A dive into inclusive headwear

Soulcap

Soulcap: a British-owned company designed swim caps for curly and kinky hair. After denying athletes the right to wear caps in the Olympics, the company announced that athletes can wear their products for competitive swimming races. They initially banned the swim caps during last year’s Tokyo Olympics because the caps did not follow the natural form of the head,

Lauren Lee, News editor

The British company Soul Cap, which makes swim caps designed explicitly for Black people’s hair, announced that athletes can wear their product for competitive swimming races. Soul Cap announced the news on September 3, saying that swimming’s governing body Fédération Internationale De Natation (FINA) approved their caps designed for Black swimmers’ natural hair.
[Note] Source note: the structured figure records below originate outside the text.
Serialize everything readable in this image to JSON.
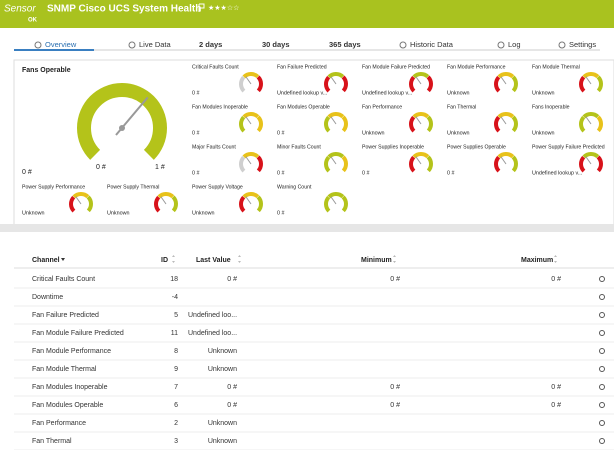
{
  "header": {
    "prefix": "Sensor",
    "title": "SNMP Cisco UCS System Health",
    "rating": "★★★☆☆",
    "status": "OK"
  },
  "tabs": [
    "Overview",
    "Live Data",
    "2  days",
    "30  days",
    "365  days",
    "Historic Data",
    "Log",
    "Settings"
  ],
  "overview": {
    "main_gauge": {
      "title": "Fans Operable",
      "min_label": "0 #",
      "value_label": "0 #",
      "max_label": "1 #",
      "color": "#b4c31a"
    },
    "gauges": [
      {
        "title": "Critical Faults Count",
        "value": "0 #",
        "colors": [
          "#cfcfcf",
          "#e8c21a",
          "#d8121a"
        ]
      },
      {
        "title": "Fan Failure Predicted",
        "value": "Undefined lookup v...",
        "colors": [
          "#d8121a",
          "#b4c31a",
          "#d8121a"
        ]
      },
      {
        "title": "Fan Module Failure Predicted",
        "value": "Undefined lookup v...",
        "colors": [
          "#d8121a",
          "#b4c31a",
          "#d8121a"
        ]
      },
      {
        "title": "Fan Module Performance",
        "value": "Unknown",
        "colors": [
          "#d8121a",
          "#e8c21a",
          "#b4c31a"
        ]
      },
      {
        "title": "Fan Module Thermal",
        "value": "Unknown",
        "colors": [
          "#d8121a",
          "#e8c21a",
          "#b4c31a"
        ]
      },
      {
        "title": "Fan Modules Inoperable",
        "value": "0 #",
        "colors": [
          "#b4c31a",
          "#e8c21a",
          "#e8c21a"
        ]
      },
      {
        "title": "Fan Modules Operable",
        "value": "0 #",
        "colors": [
          "#b4c31a",
          "#e8c21a",
          "#e8c21a"
        ]
      },
      {
        "title": "Fan Performance",
        "value": "Unknown",
        "colors": [
          "#d8121a",
          "#e8c21a",
          "#b4c31a"
        ]
      },
      {
        "title": "Fan Thermal",
        "value": "Unknown",
        "colors": [
          "#d8121a",
          "#e8c21a",
          "#b4c31a"
        ]
      },
      {
        "title": "Fans Inoperable",
        "value": "Unknown",
        "colors": [
          "#b4c31a",
          "#b4c31a",
          "#e8c21a"
        ]
      },
      {
        "title": "Major Faults Count",
        "value": "0 #",
        "colors": [
          "#cfcfcf",
          "#e8c21a",
          "#d8121a"
        ]
      },
      {
        "title": "Minor Faults Count",
        "value": "0 #",
        "colors": [
          "#b4c31a",
          "#b4c31a",
          "#e8c21a"
        ]
      },
      {
        "title": "Power Supplies Inoperable",
        "value": "0 #",
        "colors": [
          "#d8121a",
          "#e8c21a",
          "#b4c31a"
        ]
      },
      {
        "title": "Power Supplies Operable",
        "value": "0 #",
        "colors": [
          "#d8121a",
          "#e8c21a",
          "#b4c31a"
        ]
      },
      {
        "title": "Power Supply Failure Predicted",
        "value": "Undefined lookup v...",
        "colors": [
          "#d8121a",
          "#b4c31a",
          "#d8121a"
        ]
      },
      {
        "title": "Power Supply Performance",
        "value": "Unknown",
        "colors": [
          "#d8121a",
          "#e8c21a",
          "#b4c31a"
        ]
      },
      {
        "title": "Power Supply Thermal",
        "value": "Unknown",
        "colors": [
          "#d8121a",
          "#e8c21a",
          "#b4c31a"
        ]
      },
      {
        "title": "Power Supply Voltage",
        "value": "Unknown",
        "colors": [
          "#d8121a",
          "#e8c21a",
          "#b4c31a"
        ]
      },
      {
        "title": "Warning Count",
        "value": "0 #",
        "colors": [
          "#b4c31a",
          "#b4c31a",
          "#b4c31a"
        ]
      }
    ]
  },
  "table": {
    "columns": [
      "Channel",
      "ID",
      "Last Value",
      "Minimum",
      "Maximum"
    ],
    "rows": [
      [
        "Critical Faults Count",
        18,
        "0 #",
        "0 #",
        "0 #"
      ],
      [
        "Downtime",
        -4,
        null,
        null,
        null
      ],
      [
        "Fan Failure Predicted",
        5,
        "Undefined loo...",
        null,
        null
      ],
      [
        "Fan Module Failure Predicted",
        11,
        "Undefined loo...",
        null,
        null
      ],
      [
        "Fan Module Performance",
        8,
        "Unknown",
        null,
        null
      ],
      [
        "Fan Module Thermal",
        9,
        "Unknown",
        null,
        null
      ],
      [
        "Fan Modules Inoperable",
        7,
        "0 #",
        "0 #",
        "0 #"
      ],
      [
        "Fan Modules Operable",
        6,
        "0 #",
        "0 #",
        "0 #"
      ],
      [
        "Fan Performance",
        2,
        "Unknown",
        null,
        null
      ],
      [
        "Fan Thermal",
        3,
        "Unknown",
        null,
        null
      ]
    ]
  }
}
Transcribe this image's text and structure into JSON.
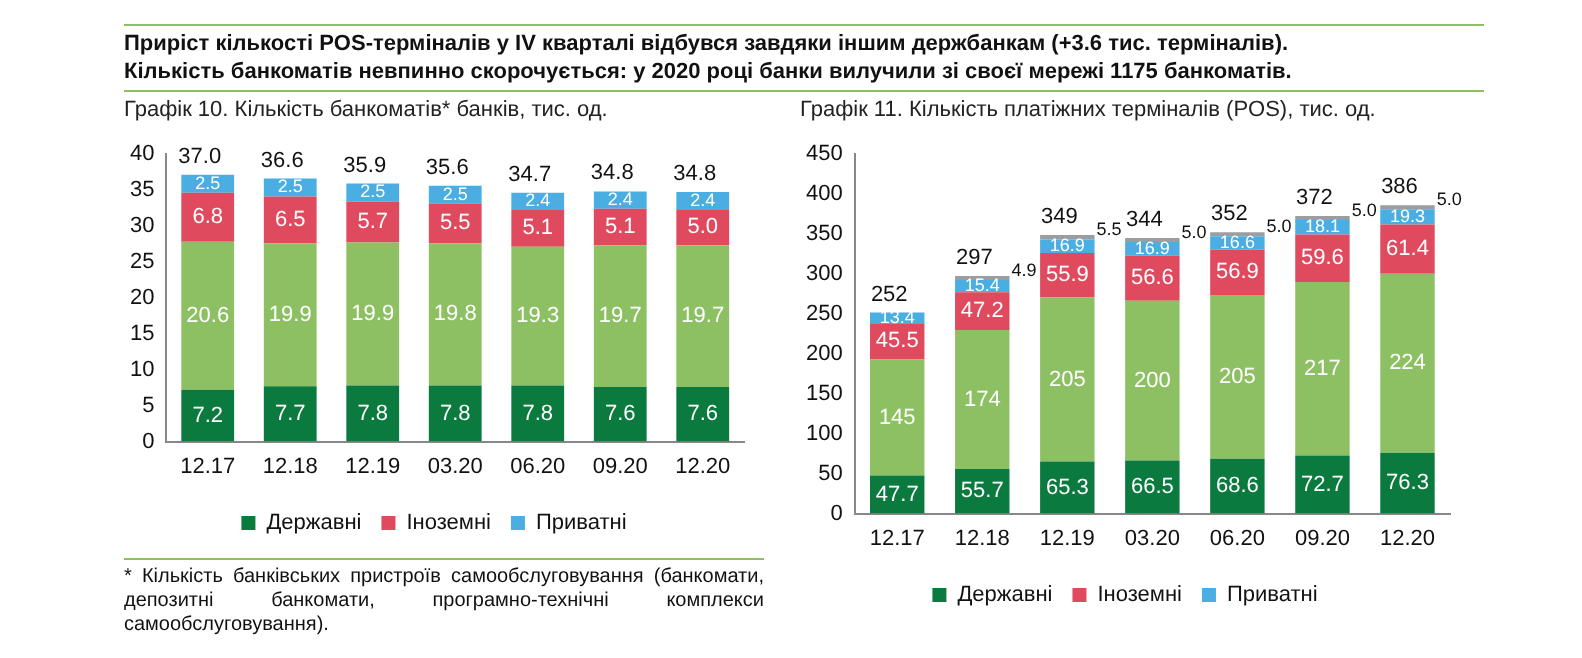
{
  "chart_data": [
    {
      "type": "bar",
      "stacked": true,
      "title": "Приріст кількості POS-терміналів у IV кварталі відбувся завдяки іншим держбанкам (+3.6 тис. терміналів).\nКількість банкоматів невпинно скорочується: у 2020 році банки вилучили зі своєї мережі 1175 банкоматів.",
      "subtitle": "Графік 10. Кількість банкоматів* банків, тис. од.",
      "categories": [
        "12.17",
        "12.18",
        "12.19",
        "03.20",
        "06.20",
        "09.20",
        "12.20"
      ],
      "series": [
        {
          "name": "Державні",
          "color": "#0a7a3e",
          "values": [
            7.2,
            7.7,
            7.8,
            7.8,
            7.8,
            7.6,
            7.6
          ]
        },
        {
          "color": "#8dc063",
          "values": [
            20.6,
            19.9,
            19.9,
            19.8,
            19.3,
            19.7,
            19.7
          ]
        },
        {
          "name": "Іноземні",
          "color": "#e04a5f",
          "values": [
            6.8,
            6.5,
            5.7,
            5.5,
            5.1,
            5.1,
            5.0
          ],
          "value_labels": [
            "6.8",
            "6.5",
            "5.7",
            "5.5",
            "5.1",
            "5.1",
            "5.0"
          ]
        },
        {
          "name": "Приватні",
          "color": "#4aaee3",
          "values": [
            2.5,
            2.5,
            2.5,
            2.5,
            2.4,
            2.4,
            2.4
          ]
        }
      ],
      "totals": [
        "37.0",
        "36.6",
        "35.9",
        "35.6",
        "34.7",
        "34.8",
        "34.8"
      ],
      "data_labels": true,
      "ylim": [
        0,
        40
      ],
      "yticks": [
        0,
        5,
        10,
        15,
        20,
        25,
        30,
        35,
        40
      ],
      "legend": "bottom",
      "annotations": [
        "* Кількість банківських пристроїв самообслуговування (банкомати, депозитні банкомати, програмно-технічні комплекси самообслуговування)."
      ]
    },
    {
      "type": "bar",
      "stacked": true,
      "subtitle": "Графік 11. Кількість платіжних терміналів (POS), тис. од.",
      "categories": [
        "12.17",
        "12.18",
        "12.19",
        "03.20",
        "06.20",
        "09.20",
        "12.20"
      ],
      "series": [
        {
          "name": "Державні",
          "color": "#0a7a3e",
          "values": [
            47.7,
            55.7,
            65.3,
            66.5,
            68.6,
            72.7,
            76.3
          ]
        },
        {
          "color": "#8dc063",
          "values": [
            145,
            174,
            205,
            200,
            205,
            217,
            224
          ]
        },
        {
          "name": "Іноземні",
          "color": "#e04a5f",
          "values": [
            45.5,
            47.2,
            55.9,
            56.6,
            56.9,
            59.6,
            61.4
          ]
        },
        {
          "name": "Приватні",
          "color": "#4aaee3",
          "values": [
            13.4,
            15.4,
            16.9,
            16.9,
            16.6,
            18.1,
            19.3
          ]
        },
        {
          "color": "#9a9ea2",
          "values": [
            null,
            4.9,
            5.5,
            5.0,
            5.0,
            5.0,
            5.0
          ],
          "value_labels": [
            null,
            "4.9",
            "5.5",
            "5.0",
            "5.0",
            "5.0",
            "5.0"
          ]
        }
      ],
      "totals": [
        "252",
        "297",
        "349",
        "344",
        "352",
        "372",
        "386"
      ],
      "data_labels": true,
      "ylim": [
        0,
        450
      ],
      "yticks": [
        0,
        50,
        100,
        150,
        200,
        250,
        300,
        350,
        400,
        450
      ],
      "legend": "bottom"
    }
  ]
}
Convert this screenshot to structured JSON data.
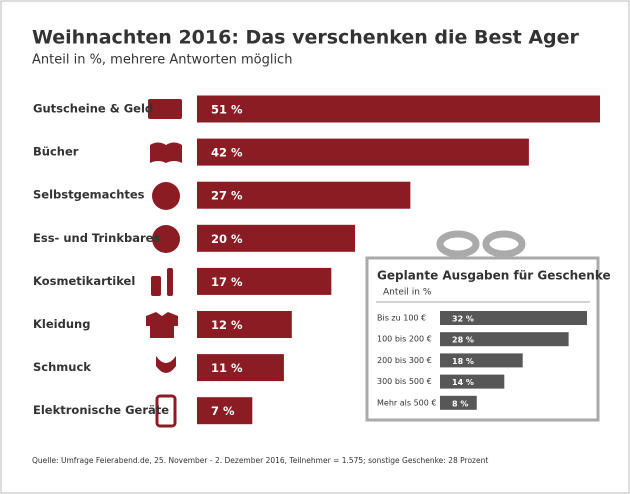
{
  "chart_data": [
    {
      "type": "bar",
      "orientation": "horizontal",
      "title": "Weihnachten 2016: Das verschenken die Best Ager",
      "subtitle": "Anteil in %, mehrere Antworten möglich",
      "categories": [
        "Gutscheine & Geld",
        "Bücher",
        "Selbstgemachtes",
        "Ess- und Trinkbares",
        "Kosmetikartikel",
        "Kleidung",
        "Schmuck",
        "Elektronische Geräte"
      ],
      "values": [
        51,
        42,
        27,
        20,
        17,
        12,
        11,
        7
      ],
      "value_labels": [
        "51 %",
        "42 %",
        "27 %",
        "20 %",
        "17 %",
        "12 %",
        "11 %",
        "7 %"
      ],
      "color": "#8c1c24"
    },
    {
      "type": "bar",
      "orientation": "horizontal",
      "title": "Geplante Ausgaben für Geschenke",
      "subtitle": "Anteil in %",
      "categories": [
        "Bis zu 100 €",
        "100 bis 200 €",
        "200 bis 300 €",
        "300 bis 500 €",
        "Mehr als 500 €"
      ],
      "values": [
        32,
        28,
        18,
        14,
        8
      ],
      "value_labels": [
        "32 %",
        "28 %",
        "18 %",
        "14 %",
        "8 %"
      ],
      "color": "#575757"
    }
  ],
  "source": "Quelle: Umfrage Feierabend.de, 25. November - 2. Dezember 2016, Teilnehmer = 1.575; sonstige Geschenke: 28 Prozent"
}
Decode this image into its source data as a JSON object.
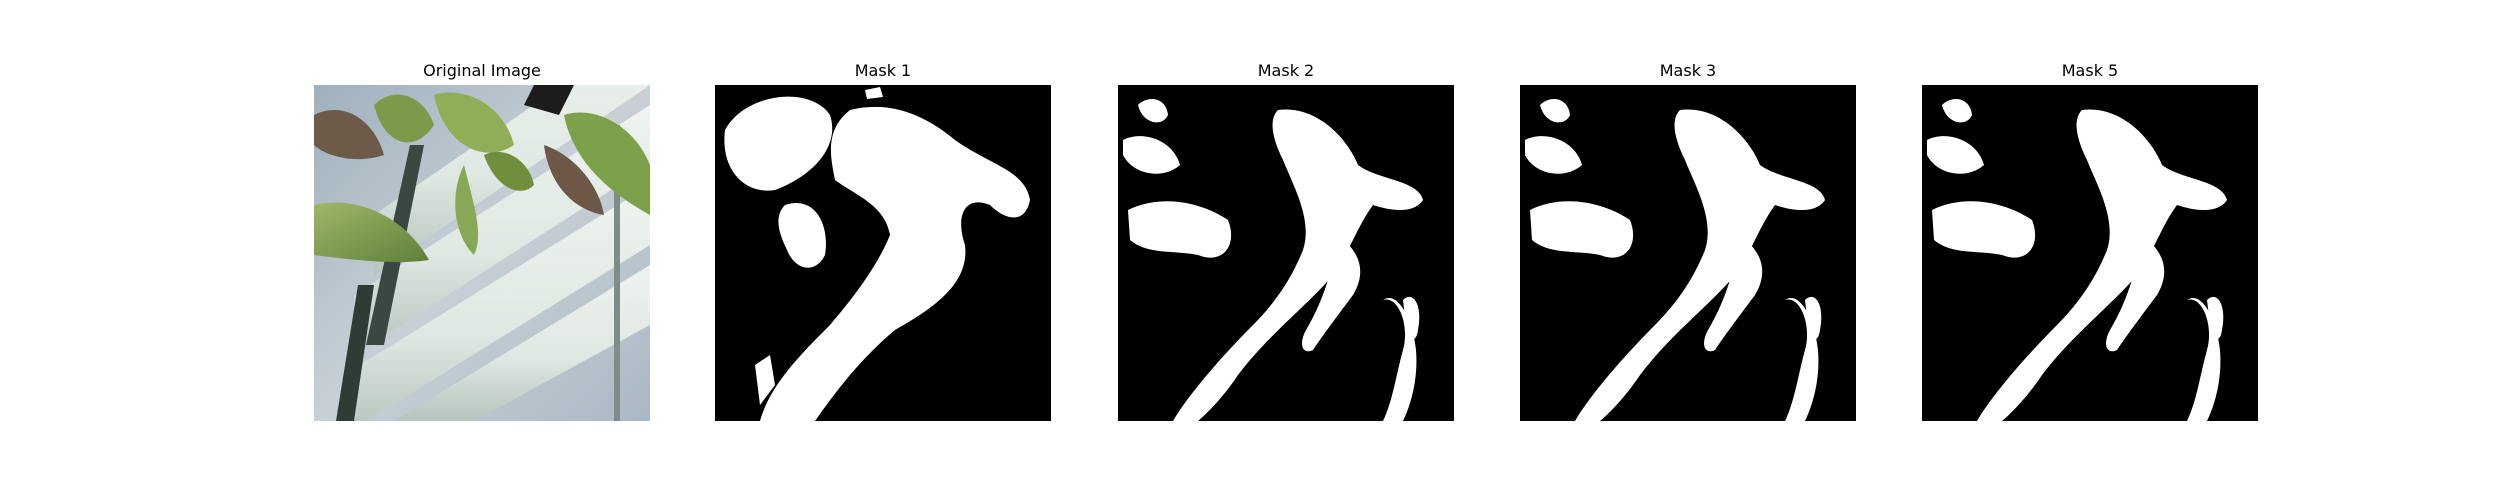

The organization, recognized by the International Olympic Committee (IOC), rippled out and affected multiple facets of the swimming world.

Last July, FINA’s decision came after initially banning the swim caps during last year’s Tokyo Olympics because they supposedly did not follow the natural form of the head; athletes participating in events never needed caps of such size and configuration in previous years. They wanted to grant athletes access to appropriate swimwear as long as it does not confer a competitive advantage

Soul Cap came about when two best friends, Michael Chapman and Toks Ahmed learned to swim as adults and began to notice that swimming caps didn’t include all hair types. They began to seek out a way to make caps that could fit on the heads of people with voluminous hair. They’ve gone on to partner with swimmer Alice Dearing, who co-founded the Black Swimming Association in 2020, and the first Black swimmer to ever represent Great Britain at the Olympics while in Tokyo. 

“I feel like it was definitely necessary but was also due for a while. I can’t imagine what people with thick long hair had to do in the struggle of using something that wasn’t designed for them nor helped them. I hope that as a black community we can keep progressing and help find different alternatives for things that aren’t made for us and make it universal,” junior Kayla Pierre Paul said.

The backlash followed shed light on the lack of diversity in swimming, a white-dominated sport in the United States and abroad. Advocates for diversity in aquatics have identified swimming as a life-saving skill rather than a sport. A 2020 study published in The International Journal of Aquatic Research and Education, links systematic exclusion from public pools with Black children ages 5 to 14 as 2.6 times as likely to die from drowning than white children.

We’re here to make swimming for everyone. It’s about feeling free, embracing the sport you love, and always pushing your true self forward. And you shouldn’t have to choose between any of them. So say goodbye to ‘one size fits all’ – and say hello to the new wave of swim. SOUL CAP is the union of sportswear and self-care, giving you the tools and style you need to train and play – with the freedom and confidence to swim your way. Swim for you,” Soul cap officials said.